Брунер молчал, погрузившись в раздумье. Значит, два Ивана, о которых он когда-то читал, два друга, которые поссорились, все еще живы?!

– Да я на порог к себе его не пущу! – кричал длинный.

– Но, насколько я помню, вы, кажется, друзья?

– Друзья? Мы были друзьями. Но с этим покончено раз и навсегда. Разумеется, мы были друзьями. Какой же я дурак!

И он схватился за голову.

– Не могу не согласиться с вами, – сказал Брунер, – но совершенно в другой связи. Вы подрываете основу, на которой не только ваш противник, но и вы сами можете построить свое существование, – ваше совместное предприятие. Кроме того, прошу вас, вспомните – вы земляки. Если братья – сыны одной родины – не могут ужиться друг с другом, как же могут жить в мире народы с различным государственным строем? Вы оба правы и оба неправы.

Длинный попробовал что-то возразить.

– Нет, вы выслушайте меня, – перебил Брунер длинного, не дав ему и рта раскрыть. – Вы хоть уяснили себе, какое именно учреждение вы беспокоите по этаким пустякам? Из-за сущей чепухи вы срываете серьезную и плодотворную работу наших сотрудников, крадете время не только у себя, но и у нас. Прошу вас, дорогой Иван Иванович, будьте благоразумны!

– То есть, как это Иван Из-ванны-выдь? – переспросил посетитель, окончательно сбитый с толку.

– Просто мне припомнились два друга, которые прославились своей ссорой, – Иван Иванович и Иван Никифорович.

– Нет, прославиться я не слишком тороплюсь, – засмеялся длинный и поднялся со стула. – В сущности говоря, вы правы. Я, конечно, погожу и покамест не стану ничего предпринимать. Но, конечно, я делаю это не ради него…

В тот же день по тому же делу к Брунеру явился коротенький. Он пришел, чтобы лично подтвердить свои показания.

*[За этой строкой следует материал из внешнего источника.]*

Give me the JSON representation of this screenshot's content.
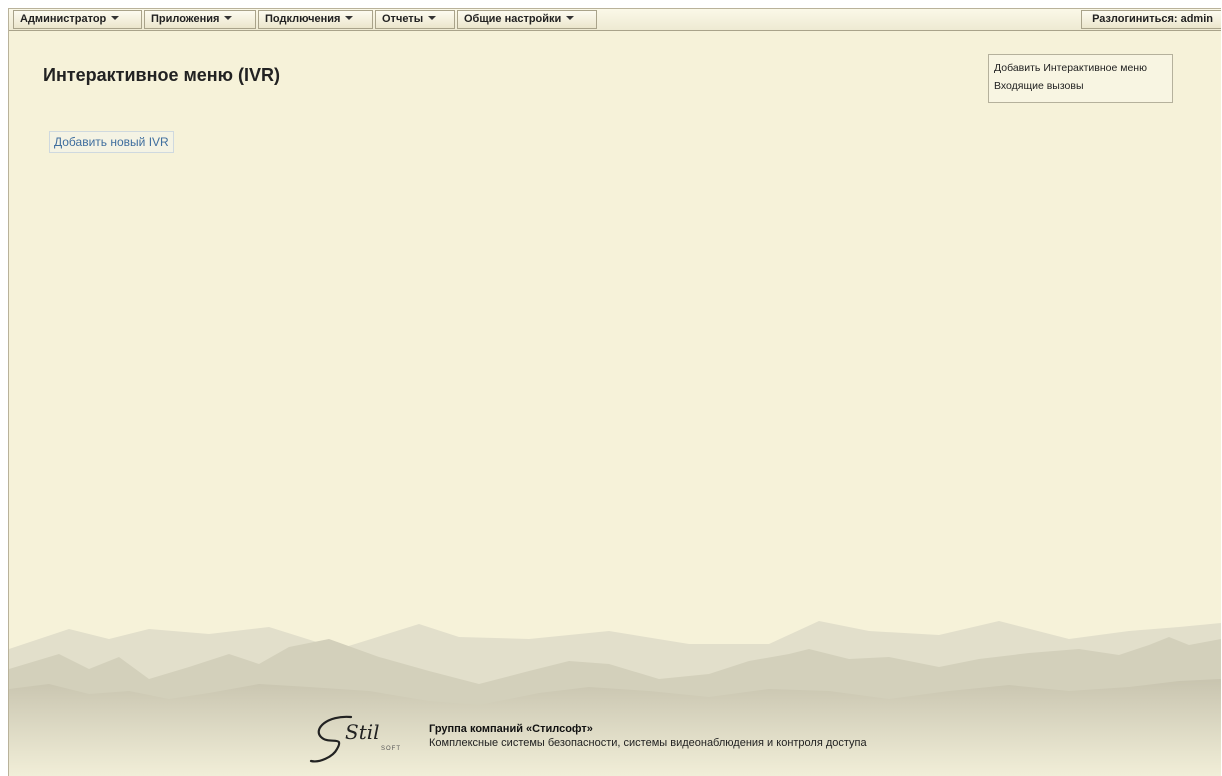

– Друзья? Да, мы были друзьями. Мошенник! Спекулянт! На порог к себе не пущу. Какой же я дурак!

Брунер протянул ему сигарету.

– Спасибо, я курю только сигары.

Оказалось, что чиновник магистрата припас у себя и сигары. Посетитель нерешительно взял одну и закурил.

В промежутках между затяжками коротенький излил свою душу и добавил:

– Он злоупотребил моим добрым именем в корыстных целях. Прошу вас занести это в мое заявление. Оно лежит у вас. Нет, я ни перед чем больше не остановлюсь! Да!.. Ни перед чем!

Он говорил еще долго и пространно и вдруг разом обмяк, словно резиновый мяч, из которого выпустили воздух.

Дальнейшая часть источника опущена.